FUN WITH DRUM DISTORTION
In their raw states, drum machine sounds can sound rather wimpy within a modern production. Luckily, it’s easy to add harmonics and beef with a healthy application of saturation or distortion. At subtle levels, a bit of drive will keep the original character intact, but will add the required weight and colour – electronic beats just sound ‘right’ when distorted. For more retro applications, analogue preamps or drive stages will bring out low-level noise and dull everything a touch to remove digital harshness and spikiness. And at the extreme end of the spectrum, completely obliterating drum machine hits and loops with strong digital distortion or overdrive will transform them into pumping, breathing blocks of flavour and noise.
For a more customisable ‘3D’ effect, mix this distortion in parallel to fill in missing gaps in the frequency and dynamic spectrum. Guitar amps are particularly good for this task, providing an extreme ‘bloat’ and push that’s too much in one go, but provides character in subtle doses. And don’t forget harsh digital distortion and bitcrushing, that can ruin other more finessed elements of a mix, but give that fizz you need for sterile hi-hats and claps.

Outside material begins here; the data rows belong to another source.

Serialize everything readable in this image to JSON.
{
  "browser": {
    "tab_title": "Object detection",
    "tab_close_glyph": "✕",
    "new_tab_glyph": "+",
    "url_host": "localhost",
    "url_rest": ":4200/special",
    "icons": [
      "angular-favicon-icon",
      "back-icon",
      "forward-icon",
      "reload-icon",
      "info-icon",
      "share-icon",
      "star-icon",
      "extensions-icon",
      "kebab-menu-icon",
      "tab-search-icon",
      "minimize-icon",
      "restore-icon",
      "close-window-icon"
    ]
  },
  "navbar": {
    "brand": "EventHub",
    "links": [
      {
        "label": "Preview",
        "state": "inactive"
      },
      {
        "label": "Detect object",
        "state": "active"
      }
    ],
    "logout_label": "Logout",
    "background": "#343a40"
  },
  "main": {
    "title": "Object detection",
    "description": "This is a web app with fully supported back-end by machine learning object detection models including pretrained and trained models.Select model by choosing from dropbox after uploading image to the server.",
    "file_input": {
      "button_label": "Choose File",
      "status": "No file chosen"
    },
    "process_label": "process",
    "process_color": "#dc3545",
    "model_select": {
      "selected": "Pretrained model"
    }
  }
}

Keeping with our hardware theme for this feature, you can’t go far wrong with guitar distortion pedals or outboard drive units. Listen to our audio examples to hear the tasty effect of Moogerfooger drive stages; get tweaking with Elektron’s Analog Heat; or coat beats in the perfect combo of insane filtering and distortion with the famous Sherman Filterbank. In the software realm, try more characterful distortion plugins such as NI’s Driver, iZotope Trash 2 or FabFilter Saturn: the former is great for overdriven weirdness, while the latter two provide multiband options for supreme customisation and shaping.